Exhibition view of ‘¿Cómo podría saber que este sería mi destino?’ by Raúl Rebolledo. Courtesy of Proyecto Caimán. Photo: Agustín Arce
A metallic scene is framed against a monochrome forest. There's a tent covered in gold leaf that refuses to protect and instead focuses on remembering that which is valuable and that which is not. In the pieces that connect Raúl's stories, the fabric is a trap. A second skin, shelter, and a border between something that was alive and what persists. Decay, a constant ending, that which relentlessly falls off. Fortune and hope, Raúl?

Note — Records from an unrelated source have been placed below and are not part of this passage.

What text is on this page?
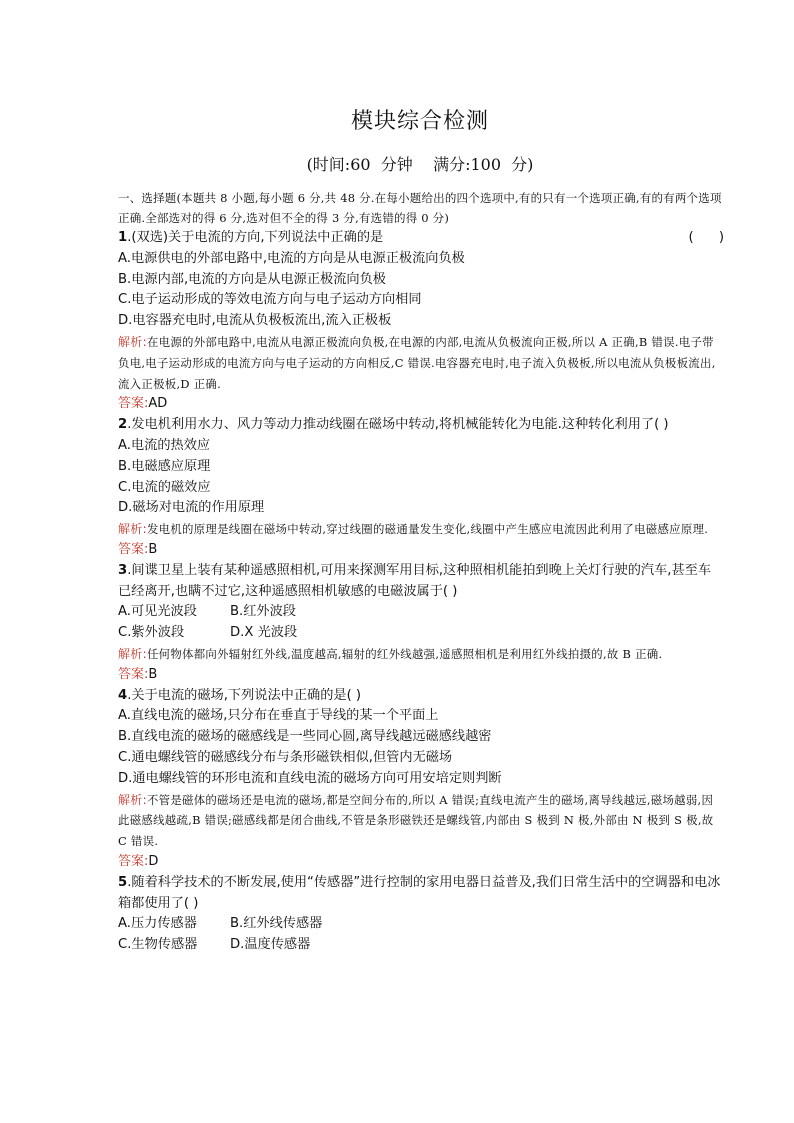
模块综合检测
(时间:60  分钟    满分:100  分)
一、选择题(本题共 8 小题,每小题 6 分,共 48 分.在每小题给出的四个选项中,有的只有一个选项正确,有的有两个选项正确.全部选对的得 6 分,选对但不全的得 3 分,有选错的得 0 分)
1.(双选)关于电流的方向,下列说法中正确的是	(      )
A.电源供电的外部电路中,电流的方向是从电源正极流向负极
B.电源内部,电流的方向是从电源正极流向负极
C.电子运动形成的等效电流方向与电子运动方向相同
D.电容器充电时,电流从负极板流出,流入正极板
解析:在电源的外部电路中,电流从电源正极流向负极,在电源的内部,电流从负极流向正极,所以 A 正确,B 错误.电子带负电,电子运动形成的电流方向与电子运动的方向相反,C 错误.电容器充电时,电子流入负极板,所以电流从负极板流出,流入正极板,D 正确.
答案:AD
2.发电机利用水力、风力等动力推动线圈在磁场中转动,将机械能转化为电能.这种转化利用了( )
A.电流的热效应
B.电磁感应原理
C.电流的磁效应
D.磁场对电流的作用原理
解析:发电机的原理是线圈在磁场中转动,穿过线圈的磁通量发生变化,线圈中产生感应电流因此利用了电磁感应原理.
答案:B
3.间谍卫星上装有某种遥感照相机,可用来探测军用目标,这种照相机能拍到晚上关灯行驶的汽车,甚至车已经离开,也瞒不过它,这种遥感照相机敏感的电磁波属于( )
A.可见光波段	B.红外波段
C.紫外波段	D.X 光波段
解析:任何物体都向外辐射红外线,温度越高,辐射的红外线越强,遥感照相机是利用红外线拍摄的,故 B 正确.
答案:B
4.关于电流的磁场,下列说法中正确的是( )
A.直线电流的磁场,只分布在垂直于导线的某一个平面上
B.直线电流的磁场的磁感线是一些同心圆,离导线越远磁感线越密
C.通电螺线管的磁感线分布与条形磁铁相似,但管内无磁场
D.通电螺线管的环形电流和直线电流的磁场方向可用安培定则判断
解析:不管是磁体的磁场还是电流的磁场,都是空间分布的,所以 A 错误;直线电流产生的磁场,离导线越远,磁场越弱,因此磁感线越疏,B 错误;磁感线都是闭合曲线,不管是条形磁铁还是螺线管,内部由 S 极到 N 极,外部由 N 极到 S 极,故 C 错误.
答案:D
5.随着科学技术的不断发展,使用“传感器”进行控制的家用电器日益普及,我们日常生活中的空调器和电冰箱都使用了( )
A.压力传感器	B.红外线传感器
C.生物传感器 D.温度传感器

Exhibition view of ‘¿Cómo podría saber que este sería mi destino?’ by Raúl Rebolledo. Courtesy of Proyecto Caimán. Photo: Agustín Arce
In this story, there's a man dressed as a corpse, or there was. The shell of a gilded cell phone. A bonfire that seems more like a black hole, the memory of an eruption that perhaps buried everything or will bury it. Neon that takes me to Brazil, leads me to Blade Runner, puts me in Fallen Angels and in the future where metal becomes futile. As futile and empty as the TV shows where the body of a white, slender, perfectly shaved girl is found under the foliage, with soil under her nails, and some stupid and manly detectives say incredibly boring things about what happened to that woman.
Exhibition view of ‘¿Cómo podría saber que este sería mi destino?’ by Raúl Rebolledo. Courtesy of Proyecto Caimán. Photo: Agustín Arce
Miriam says in the text that I've read four times that solitude would be a privilege. But we are many. Too many bodies that roamed, a brother and a sister, a cousin, and a fatal destiny that Raúl sees in all the data. And I also see it in a horror party that could emerge right there, while we all dance under the red light and that smiling face, which is golden during the day and oozes away like in that video, Black Hole Sun. Miriam writes that if we stop it's because we are distracted by what has been promised, things we already know will happen and they happen even if we don't think about it too much. We believe we shouldn't think about it too much and that it doesn't matter if we perceive them, but they will happen. Like that red light, that night, and that desolation in a rural setting, a Mexican forest or desert, in the desolation of the future that Raúl read and in the certainty that this is an exhibition hall and everything will be fine. And maybe it’ll be when the light turns on, and it's not 10 PM like now, and there's daylight. Maybe then the installation will be more benevolent, more exhibition, more a gallery, like A said.